The Rwandese government of Paul Kagame has outlawed the drawing of cartoons that portray politicians/leaders in an unflattering manner.

Anyone who draws such a cartoon risks imprisonment of up to two years and a fine of up to Rwf1 million ($1,145). If the cartoon targets a session of parliament or a “top ranking official,” the penalty is doubled.

Media experts say this this is a huge blow to the profession and will greatly hamper their work.


“In the trade of journalism, cartoons are by nature humorous… leaders may perceive them negatively or as humiliating even when they’re not,” Rwanda Journalists Association’s executive secretary Gonza Muganwa told Ignatius Ssuuna of The Associated Press.

Defaming Rwanda’s head of state already was illegal, bringing five to seven years in prison and a fine of $8,140.

Parliament passed the new law last month. It now awaits presidential assent before it becomes official.

In other news from Rwanda, opposition leader Victoire Umuhoza Ingabire has been released from jail after serving six years of a 15 year sentence. She was among 2,000 prisoners who received a pardon from President Kagame.
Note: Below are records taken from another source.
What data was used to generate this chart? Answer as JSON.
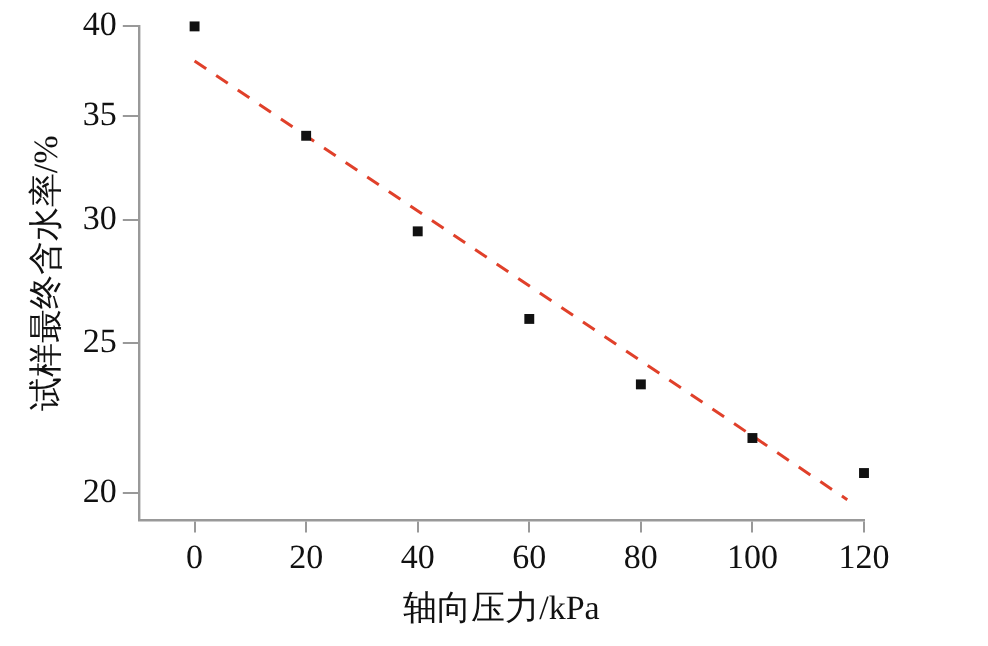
{
  "chart_data": {
    "type": "scatter",
    "xlabel": "轴向压力/kPa",
    "ylabel": "试样最终含水率/%",
    "x": [
      0,
      20,
      40,
      60,
      80,
      100,
      120
    ],
    "series": [
      {
        "color": "#111111",
        "marker": "square",
        "values": [
          40.0,
          34.0,
          29.5,
          25.9,
          23.5,
          21.7,
          20.6
        ]
      },
      {
        "type": "line",
        "color": "#e0402a",
        "line_style": "dashed",
        "marker": "none",
        "x": [
          0,
          117
        ],
        "values": [
          38.0,
          19.8
        ]
      }
    ],
    "xlim": [
      -10,
      120
    ],
    "xticks": [
      0,
      20,
      40,
      60,
      80,
      100,
      120
    ],
    "ylim": [
      19.2,
      40
    ],
    "yticks": [
      20,
      25,
      30,
      35,
      40
    ],
    "log": "y",
    "grid": false,
    "legend": false
  }
}
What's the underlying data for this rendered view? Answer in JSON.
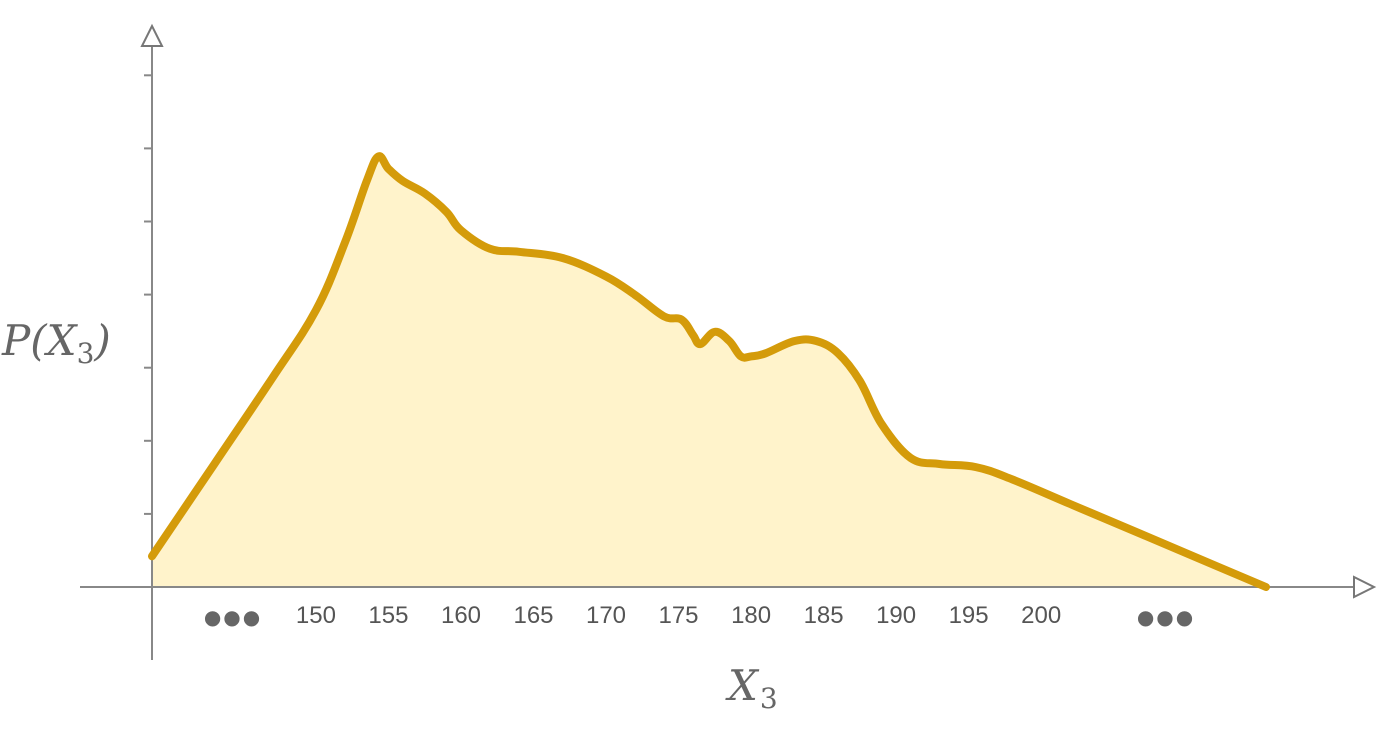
{
  "chart_data": {
    "type": "area",
    "title": "",
    "xlabel": "X",
    "xlabel_sub": "3",
    "ylabel_prefix": "P(",
    "ylabel_var": "X",
    "ylabel_sub": "3",
    "ylabel_suffix": ")",
    "x_ticks": [
      "150",
      "155",
      "160",
      "165",
      "170",
      "175",
      "180",
      "185",
      "190",
      "195",
      "200"
    ],
    "x_tick_values": [
      150,
      155,
      160,
      165,
      170,
      175,
      180,
      185,
      190,
      195,
      200
    ],
    "ellipsis_left": "●●●",
    "ellipsis_right": "●●●",
    "y_tick_count": 7,
    "xlim": [
      138.7,
      215.5
    ],
    "ylim": [
      0,
      8
    ],
    "grid": false,
    "legend": "none",
    "curve_color": "#D49B0A",
    "fill_color": "#FFF3CB",
    "axis_color": "#888888",
    "series": [
      {
        "x": [
          138.7,
          143,
          147,
          150,
          152,
          153.5,
          154.3,
          155,
          156,
          157.5,
          159,
          160,
          162,
          164,
          167,
          170,
          172,
          174,
          175.2,
          176,
          176.5,
          177.5,
          178.5,
          179.3,
          180,
          181,
          183,
          184.5,
          186,
          187.5,
          189,
          191,
          193,
          195.5,
          198,
          202,
          207,
          212,
          215.5
        ],
        "y": [
          0.5,
          2.0,
          3.4,
          4.5,
          5.6,
          6.6,
          7.0,
          6.8,
          6.6,
          6.4,
          6.1,
          5.8,
          5.5,
          5.45,
          5.35,
          5.05,
          4.75,
          4.4,
          4.35,
          4.1,
          3.95,
          4.15,
          4.0,
          3.75,
          3.75,
          3.8,
          4.0,
          4.0,
          3.8,
          3.35,
          2.65,
          2.1,
          2.0,
          1.95,
          1.75,
          1.35,
          0.85,
          0.35,
          0.0
        ]
      }
    ]
  }
}
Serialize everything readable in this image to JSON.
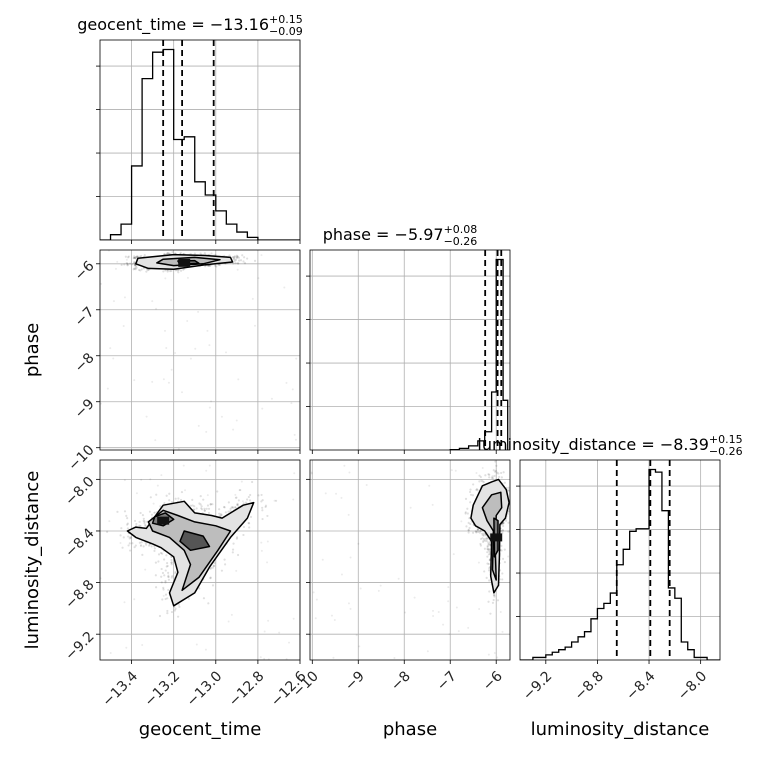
{
  "chart_data": {
    "type": "corner",
    "parameters": [
      "geocent_time",
      "phase",
      "luminosity_distance"
    ],
    "grid": true,
    "marginals": [
      {
        "parameter": "geocent_time",
        "title": {
          "prefix": "geocent_time = ",
          "median": "−13.16",
          "plus": "+0.15",
          "minus": "−0.09"
        },
        "range": [
          -13.55,
          -12.6
        ],
        "quantiles": [
          -13.25,
          -13.16,
          -13.01
        ],
        "bin_edges": [
          -13.55,
          -13.5,
          -13.45,
          -13.4,
          -13.35,
          -13.3,
          -13.25,
          -13.2,
          -13.15,
          -13.1,
          -13.05,
          -13.0,
          -12.95,
          -12.9,
          -12.85,
          -12.8,
          -12.75,
          -12.7,
          -12.65,
          -12.6
        ],
        "counts": [
          0,
          0.1,
          0.3,
          1.4,
          3.05,
          3.55,
          3.6,
          1.9,
          1.95,
          1.1,
          0.85,
          0.55,
          0.3,
          0.15,
          0.05,
          0,
          0,
          0,
          0
        ]
      },
      {
        "parameter": "phase",
        "title": {
          "prefix": "phase = ",
          "median": "−5.97",
          "plus": "+0.08",
          "minus": "−0.26"
        },
        "range": [
          -10.05,
          -5.7
        ],
        "quantiles": [
          -6.24,
          -5.97,
          -5.89
        ],
        "bin_edges": [
          -7.0,
          -6.8,
          -6.6,
          -6.4,
          -6.25,
          -6.1,
          -6.0,
          -5.85,
          -5.75
        ],
        "counts": [
          0.02,
          0.1,
          0.25,
          0.55,
          1.1,
          3.5,
          11.5,
          3.0
        ]
      },
      {
        "parameter": "luminosity_distance",
        "title": {
          "prefix": "luminosity_distance = ",
          "median": "−8.39",
          "plus": "+0.15",
          "minus": "−0.26"
        },
        "range": [
          -9.4,
          -7.85
        ],
        "quantiles": [
          -8.65,
          -8.39,
          -8.24
        ],
        "bin_edges": [
          -9.4,
          -9.35,
          -9.3,
          -9.25,
          -9.2,
          -9.15,
          -9.1,
          -9.05,
          -9.0,
          -8.95,
          -8.9,
          -8.85,
          -8.8,
          -8.75,
          -8.7,
          -8.65,
          -8.6,
          -8.55,
          -8.5,
          -8.45,
          -8.4,
          -8.35,
          -8.3,
          -8.25,
          -8.2,
          -8.15,
          -8.1,
          -8.05,
          -8.0,
          -7.95,
          -7.9,
          -7.85
        ],
        "counts": [
          0,
          0,
          0.05,
          0.05,
          0.1,
          0.15,
          0.2,
          0.25,
          0.35,
          0.45,
          0.55,
          0.8,
          1.0,
          1.1,
          1.3,
          1.85,
          2.15,
          2.5,
          2.55,
          2.55,
          3.7,
          3.65,
          2.9,
          1.4,
          1.2,
          0.35,
          0.2,
          0.05,
          0.05,
          0,
          0
        ]
      }
    ],
    "joint": [
      {
        "x": "geocent_time",
        "y": "phase",
        "x_range": [
          -13.55,
          -12.6
        ],
        "y_range": [
          -10.05,
          -5.7
        ],
        "density_peak": [
          -13.15,
          -5.98
        ],
        "contours": [
          [
            [
              -13.37,
              -5.88
            ],
            [
              -13.2,
              -5.8
            ],
            [
              -13.05,
              -5.82
            ],
            [
              -12.93,
              -5.86
            ],
            [
              -12.92,
              -5.96
            ],
            [
              -13.05,
              -6.02
            ],
            [
              -13.2,
              -6.12
            ],
            [
              -13.32,
              -6.1
            ],
            [
              -13.38,
              -6.0
            ]
          ],
          [
            [
              -13.25,
              -5.9
            ],
            [
              -13.1,
              -5.86
            ],
            [
              -12.98,
              -5.91
            ],
            [
              -13.06,
              -6.0
            ],
            [
              -13.2,
              -6.04
            ],
            [
              -13.28,
              -5.98
            ]
          ],
          [
            [
              -13.18,
              -5.94
            ],
            [
              -13.1,
              -5.93
            ],
            [
              -13.08,
              -5.99
            ],
            [
              -13.17,
              -6.01
            ]
          ]
        ]
      },
      {
        "x": "geocent_time",
        "y": "luminosity_distance",
        "x_range": [
          -13.55,
          -12.6
        ],
        "y_range": [
          -9.4,
          -7.85
        ],
        "density_peak": [
          -13.25,
          -8.32
        ],
        "contours": [
          [
            [
              -13.33,
              -8.38
            ],
            [
              -13.25,
              -8.2
            ],
            [
              -13.15,
              -8.17
            ],
            [
              -13.1,
              -8.26
            ],
            [
              -13.02,
              -8.28
            ],
            [
              -12.97,
              -8.3
            ],
            [
              -12.87,
              -8.2
            ],
            [
              -12.82,
              -8.18
            ],
            [
              -12.85,
              -8.3
            ],
            [
              -12.93,
              -8.45
            ],
            [
              -13.03,
              -8.68
            ],
            [
              -13.1,
              -8.88
            ],
            [
              -13.2,
              -8.98
            ],
            [
              -13.22,
              -8.88
            ],
            [
              -13.18,
              -8.72
            ],
            [
              -13.2,
              -8.6
            ],
            [
              -13.26,
              -8.53
            ],
            [
              -13.3,
              -8.5
            ],
            [
              -13.38,
              -8.45
            ],
            [
              -13.42,
              -8.4
            ],
            [
              -13.38,
              -8.37
            ]
          ],
          [
            [
              -13.32,
              -8.33
            ],
            [
              -13.25,
              -8.24
            ],
            [
              -13.18,
              -8.28
            ],
            [
              -13.1,
              -8.33
            ],
            [
              -13.0,
              -8.36
            ],
            [
              -12.93,
              -8.4
            ],
            [
              -12.99,
              -8.55
            ],
            [
              -13.08,
              -8.76
            ],
            [
              -13.16,
              -8.86
            ],
            [
              -13.12,
              -8.66
            ],
            [
              -13.15,
              -8.55
            ],
            [
              -13.22,
              -8.45
            ],
            [
              -13.3,
              -8.4
            ]
          ],
          [
            [
              -13.29,
              -8.29
            ],
            [
              -13.24,
              -8.26
            ],
            [
              -13.2,
              -8.31
            ],
            [
              -13.25,
              -8.36
            ],
            [
              -13.3,
              -8.34
            ]
          ],
          [
            [
              -13.15,
              -8.4
            ],
            [
              -13.06,
              -8.44
            ],
            [
              -13.03,
              -8.52
            ],
            [
              -13.12,
              -8.55
            ],
            [
              -13.17,
              -8.48
            ]
          ]
        ]
      },
      {
        "x": "phase",
        "y": "luminosity_distance",
        "x_range": [
          -10.05,
          -5.7
        ],
        "y_range": [
          -9.4,
          -7.85
        ],
        "density_peak": [
          -6.0,
          -8.45
        ],
        "contours": [
          [
            [
              -6.5,
              -8.2
            ],
            [
              -6.3,
              -8.05
            ],
            [
              -6.1,
              -8.02
            ],
            [
              -5.95,
              -8.0
            ],
            [
              -5.78,
              -8.08
            ],
            [
              -5.72,
              -8.18
            ],
            [
              -5.8,
              -8.3
            ],
            [
              -5.92,
              -8.35
            ],
            [
              -5.93,
              -8.6
            ],
            [
              -5.95,
              -8.82
            ],
            [
              -6.05,
              -8.88
            ],
            [
              -6.12,
              -8.75
            ],
            [
              -6.1,
              -8.48
            ],
            [
              -6.25,
              -8.4
            ],
            [
              -6.45,
              -8.36
            ],
            [
              -6.55,
              -8.3
            ]
          ],
          [
            [
              -6.3,
              -8.22
            ],
            [
              -6.1,
              -8.12
            ],
            [
              -5.9,
              -8.1
            ],
            [
              -5.88,
              -8.22
            ],
            [
              -6.0,
              -8.28
            ],
            [
              -6.02,
              -8.55
            ],
            [
              -6.0,
              -8.78
            ],
            [
              -6.08,
              -8.7
            ],
            [
              -6.06,
              -8.4
            ],
            [
              -6.2,
              -8.32
            ]
          ],
          [
            [
              -6.05,
              -8.3
            ],
            [
              -5.96,
              -8.32
            ],
            [
              -5.96,
              -8.55
            ],
            [
              -6.04,
              -8.6
            ]
          ]
        ]
      }
    ],
    "axes": {
      "geocent_time": {
        "label": "geocent_time",
        "ticks": [
          -13.4,
          -13.2,
          -13.0,
          -12.8,
          -12.6
        ],
        "tick_labels": [
          "−13.4",
          "−13.2",
          "−13.0",
          "−12.8",
          "−12.6"
        ]
      },
      "phase": {
        "label": "phase",
        "ticks": [
          -10,
          -9,
          -8,
          -7,
          -6
        ],
        "tick_labels": [
          "−10",
          "−9",
          "−8",
          "−7",
          "−6"
        ]
      },
      "luminosity_distance": {
        "label": "luminosity_distance",
        "ticks": [
          -9.2,
          -8.8,
          -8.4,
          -8.0
        ],
        "tick_labels": [
          "−9.2",
          "−8.8",
          "−8.4",
          "−8.0"
        ]
      }
    }
  }
}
Also freed was popular gospel singer and genocide survivor Kizito Mihigo, jailed in 2015 for plotting to kill President Kagame.

Flanked by her lawyer Gatera Gashabana, she told waiting reporters that her release, together with the election of two opposition parliamentarians earlier this month, were positive signs.

“We want to continue pushing for the opening up of political space and releasing of other political prisoners,” she said, adding that she is not worried should her pardon be revoked.


While thanking President Paul Kagame for her release, Ms. Ingabire said she did not “plead for mercy” but wrote to the president requesting to be freed saying she had committed no crime.

“I would also ask him to release other political prisoners who remain here,” she added.

Ingabire was convicted of inciting revolt against the government and for minimizing the 1994 genocide by including Hutus as victims.

She must report her place of residence to the prosecutor and seek authorization before leaving the country.